学びの主体は学習者

 「人は、馬を水まで連れて行くことはできるが、その馬に水を飲ませることはできない。You can take a horse to the water, but you can't make him drink.」と言われる。

 当たり前のことである。当たり前すぎて見過ごしてしまうほど当たり前の真実である。

 この当たり前の真実を人は、教育のことになると忘れてしまうようである。そして教育の名で、学ぶことを強制する人がなんと多いことか。

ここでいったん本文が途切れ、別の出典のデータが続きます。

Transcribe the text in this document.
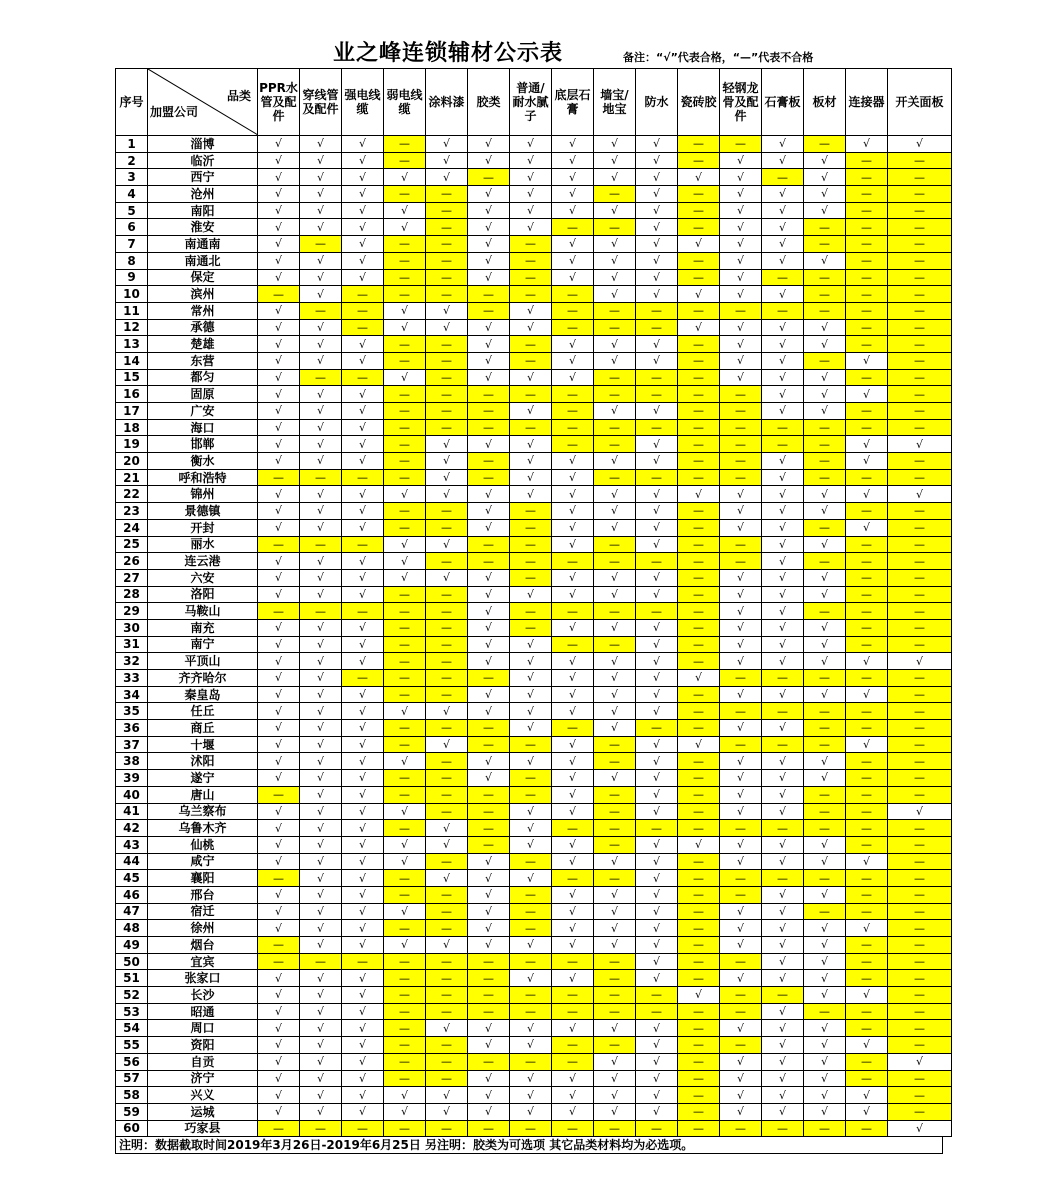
业之峰连锁辅材公示表	备注：“√”代表合格，“—”代表不合格
序号	品类
加盟公司	PPR水管及配件	穿线管及配件	强电线缆	弱电线缆	涂料漆	胶类	普通/耐水腻子	底层石膏	墙宝/地宝	防水	瓷砖胶	轻钢龙骨及配件	石膏板	板材	连接器	开关面板
1	淄博	√	√	√	—	√	√	√	√	√	√	—	—	√	—	√	√
2	临沂	√	√	√	—	√	√	√	√	√	√	—	√	√	√	—	—
3	西宁	√	√	√	√	√	—	√	√	√	√	√	√	—	√	—	—
4	沧州	√	√	√	—	—	√	√	√	—	√	—	√	√	√	—	—
5	南阳	√	√	√	√	—	√	√	√	√	√	—	√	√	√	—	—
6	淮安	√	√	√	√	—	√	√	—	—	√	—	√	√	—	—	—
7	南通南	√	—	√	—	—	√	—	√	√	√	√	√	√	—	—	—
8	南通北	√	√	√	—	—	√	—	√	√	√	—	√	√	√	—	—
9	保定	√	√	√	—	—	√	—	√	√	√	—	√	—	—	—	—
10	滨州	—	√	—	—	—	—	—	—	√	√	√	√	√	—	—	—
11	常州	√	—	—	√	√	—	√	—	—	—	—	—	—	—	—	—
12	承德	√	√	—	√	√	√	√	—	—	—	√	√	√	√	—	—
13	楚雄	√	√	√	—	—	√	—	√	√	√	—	√	√	√	—	—
14	东营	√	√	√	—	—	√	—	√	√	√	—	√	√	—	√	—
15	都匀	√	—	—	√	—	√	√	√	—	—	—	√	√	√	—	—
16	固原	√	√	√	—	—	—	—	—	—	—	—	—	√	√	√	—
17	广安	√	√	√	—	—	—	√	—	√	√	—	—	√	√	—	—
18	海口	√	√	√	—	—	—	—	—	—	—	—	—	—	—	—	—
19	邯郸	√	√	√	—	√	√	√	—	—	√	—	—	—	—	√	√
20	衡水	√	√	√	—	√	—	√	√	√	√	—	—	√	—	√	—
21	呼和浩特	—	—	—	—	√	—	√	√	—	—	—	—	√	—	—	—
22	锦州	√	√	√	√	√	√	√	√	√	√	√	√	√	√	√	√
23	景德镇	√	√	√	—	—	√	—	√	√	√	—	√	√	√	—	—
24	开封	√	√	√	—	—	√	—	√	√	√	—	√	√	—	√	—
25	丽水	—	—	—	√	√	—	—	√	—	√	—	—	√	√	—	—
26	连云港	√	√	√	√	—	—	—	—	—	—	—	—	√	—	—	—
27	六安	√	√	√	√	√	√	—	√	√	√	—	√	√	√	—	—
28	洛阳	√	√	√	—	—	√	√	√	√	√	—	√	√	√	—	—
29	马鞍山	—	—	—	—	—	√	—	—	—	—	—	√	√	—	—	—
30	南充	√	√	√	—	—	√	—	√	√	√	—	√	√	√	—	—
31	南宁	√	√	√	—	—	√	√	—	—	√	—	√	√	√	—	—
32	平顶山	√	√	√	—	—	√	√	√	√	√	—	√	√	√	√	√
33	齐齐哈尔	√	√	—	—	—	—	√	√	√	√	√	—	—	—	—	—
34	秦皇岛	√	√	√	—	—	√	√	√	√	√	—	√	√	√	√	—
35	任丘	√	√	√	√	√	√	√	√	√	√	—	—	—	—	—	—
36	商丘	√	√	√	—	—	—	√	—	√	—	—	√	√	—	—	—
37	十堰	√	√	√	—	√	—	—	√	—	√	√	—	—	—	√	—
38	沭阳	√	√	√	√	—	√	√	√	—	√	—	√	√	√	—	—
39	遂宁	√	√	√	—	—	√	—	√	√	√	—	√	√	√	—	—
40	唐山	—	√	√	—	—	—	—	√	—	√	—	√	√	—	—	—
41	乌兰察布	√	√	√	√	—	—	√	√	—	√	—	√	√	—	—	√
42	乌鲁木齐	√	√	√	—	√	—	√	—	—	—	—	—	—	—	—	—
43	仙桃	√	√	√	√	√	—	√	√	—	√	√	√	√	√	—	—
44	咸宁	√	√	√	√	—	√	—	√	√	√	—	√	√	√	√	—
45	襄阳	—	√	√	—	√	√	√	—	—	√	—	—	—	—	—	—
46	邢台	√	√	√	—	—	√	—	√	√	√	—	—	√	√	—	—
47	宿迁	√	√	√	√	—	√	—	√	√	√	—	√	√	—	—	—
48	徐州	√	√	√	—	—	√	—	√	√	√	—	√	√	√	√	—
49	烟台	—	√	√	√	√	√	√	√	√	√	—	√	√	√	—	—
50	宜宾	—	—	—	—	—	—	—	—	—	√	—	—	√	√	—	—
51	张家口	√	√	√	—	—	—	√	√	—	√	—	√	√	√	—	—
52	长沙	√	√	√	—	—	—	—	—	—	—	√	—	—	√	√	—
53	昭通	√	√	√	—	—	—	—	—	—	—	—	—	√	—	—	—
54	周口	√	√	√	—	√	√	√	√	√	√	—	√	√	√	—	—
55	资阳	√	√	√	—	—	√	√	—	—	√	—	—	√	√	√	—
56	自贡	√	√	√	—	—	—	—	—	√	√	—	√	√	√	—	√
57	济宁	√	√	√	—	—	√	√	√	√	√	—	√	√	√	—	—
58	兴义	√	√	√	√	√	√	√	√	√	√	—	√	√	√	√	—
59	运城	√	√	√	√	√	√	√	√	√	√	—	√	√	√	√	—
60	巧家县	—	—	—	—	—	—	—	—	—	—	—	—	—	—	—	√
注明：数据截取时间2019年3月26日-2019年6月25日 另注明：胶类为可选项 其它品类材料均为必选项。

 学習が最も効果的に成立するのは、本人が学ぶ必要を感じて自分から学ぶときである。そのとき学びは楽しいものになり、乾いたのどにしみこむ水のように心身にしみわたる。

 学ぶことは本来、学ぶ本人が自分のために自分でするものである。そういう学びは本人のために役立ち、学ぶ本人に喜びと楽しみをもたらす。学ぶ本人が感じる必要感、それが学習の原動力である。

 なのに、学ぶ本人が必要感を感じる前に、教育する側が用意した学習を子供に押し付ける大人がなんと多いことか。

 押し付けられたらやる気がなえる。押し付けられたら楽しくなくなる。おいしいはずの食べ物も飲み物も、それを無理やり口に押し込まれたのではおいしくなくなる。

 教育の名で学習を強制することによって、子供から学びの楽しみを奪い、子供がもともと持っている自ら学ぶ力を発揮する機会を奪ってはならない。

 子供の学ぶ力を開いて伸ばすために教師がすべきことは、一人一人の興味・関心・能力にふさわしい学習材と活動メニューを複数用意し、それを学習者が選択して活動できるようにし、活動する一人一人に寄り添って支援することである。

 もう一つ大切な支援は、教師が用意した活動メニューを採用しない自由を認めるという心のゆとりである。

 そのゆとりから、事前に用意した評価規準で測れない想定外の学びも生まれる。